The application of cognitive diagnosis in the education industry has led to a shift towards personalized education in traditional online classrooms [15,16]. Cognitive diagnosis models can be differentiated from two perspectives. Firstly, they can be classified as continuous diagnosis models or discrete diagnosis models, depending on their ability to diagnose continuous scores. Secondly, cognitive diagnosis models can be classified based on their approach to handling dimensions of students’ cognitive abilities. This categorization results in one-dimensional skill diagnosis models and multidimensional skill diagnosis models. Currently, there are more than 60 cognitive diagnosis models available. These models include the rule-based model, attribute hierarchy model, Deterministic Inputs, Noisy And gate (DINA) model, as well as various variations [17,18] such as the Fuzzy CDF model [19]. Improved versions of the DINA model, such as the HO-DINA [20], P-DINA [21], G-DINA [22], and Incremental DINA (I-DINA) model [23], are also among the existing models used in cognitive diagnosis research.

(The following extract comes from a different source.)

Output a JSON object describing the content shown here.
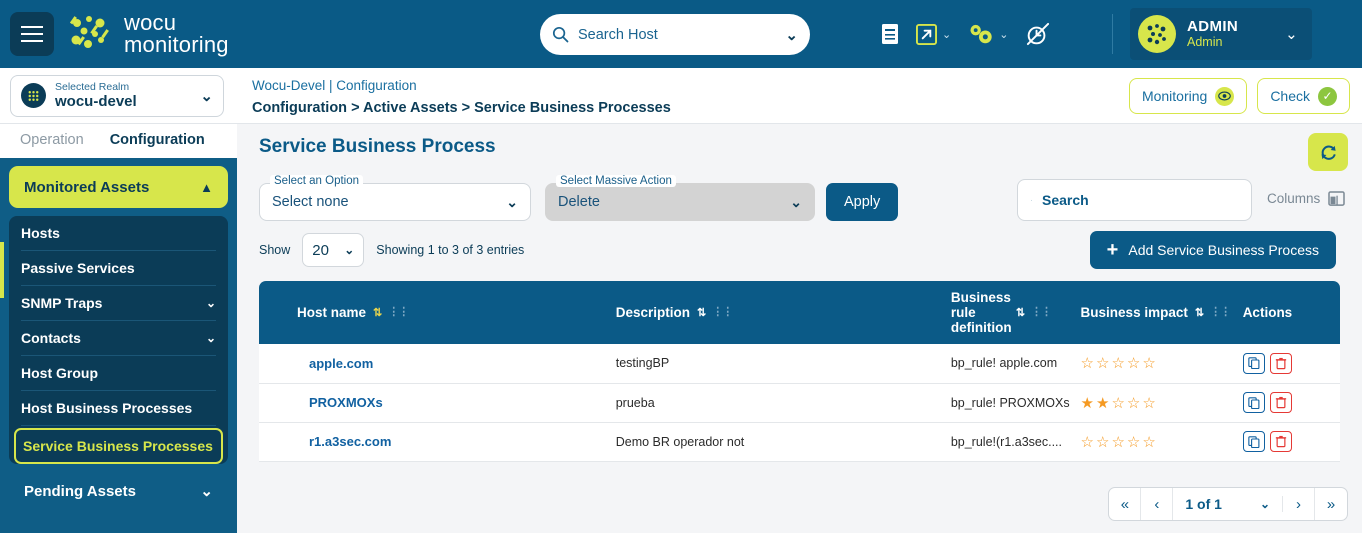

The history of Bayesian networks dates back to the early 1980s. In 1988, Pearl et al. [24] first introduced the fundamental concepts and inference methods of Bayesian networks in their seminal paper. Notably, Pearl’s work also introduced the concept of the “causal graph”, which expanded probabilistic graph models to incorporate causal relationships, thereby establishing the groundwork for further development. In the 1990s, research in the field expanded from representation issues to encompass inference and learning [25], making Bayesian networks more practical in various applications. With the advancement of computational power and the exponential growth of data in the 21st century, Bayesian networks have found widespread application in diverse domains such as medicine [26], finance [27], and natural language processing [28]. Research in the field has also made significant progress in reasoning, learning, and the application of Bayesian networks [29].

In recent research, the integration of Bayesian networks and the DINA model has gained attention, with notable applications in student modeling, knowledge tracing, and skill topology. For instance, Conati et al. [30] applied Bayesian networks to the Andes project [31], an intelligent educational system focused on Newtonian physics, to model uncertainty within students’ reasoning and learning processes. In the domain of knowledge tracing [32], Pelánek [33] introduced Bayesian Knowledge Tracing (BKT), which employed Bayesian networks to infer latent student variables within knowledge-tracing models. Furthermore, Käser et al. [32] utilized dynamic Bayesian networks (DBN) to model skill topology in knowledge tracking. While these works have made significant contributions to the application of Bayesian networks, their main focus lies in student modeling, knowledge tracing, and skill topology. In parallel, recent breakthroughs in asynchronous federated meta-learning, exemplified by AFMeta, have effectively addressed issues such as straggler and over-fitting, resulting in a substantial improvement in model performance and a notable reduction in learning time [34]. In the field of education-based information analysis, the examination of student learning assessment methods based on text data has emerged as a crucial research area. Liu et al. [35] introduced an innovative learning evaluation method based on real-time text data attributes, overcoming the limitations of traditional evaluation methods. The outcomes highlight the superior effectiveness of utilizing real-time attribute text data in measuring students’ learning outcomes.

Table 1 provides a concise overview of the key aspects explored in order to clearly demonstrate the scope of the related work.

In contrast, our work delves deeper into cognitive diagnosis problems. We not only incorporate a Bayesian network to capture the dependency relationship between knowledge points but also enhance computational efficiency, especially for large datasets.

3. Preliminaries

In this section, we will provide a detailed description of the DINA model and its corresponding symbolic representation.

As shown in Figure 1, the DINA model diagnoses students’ cognitive abilities by utilizing the question-knowledge matrix Q and the user-question response matrix R. Compared to other cognitive diagnosis models, DINA is characterized by its simplicity, flexibility, and ease of implementation and understanding.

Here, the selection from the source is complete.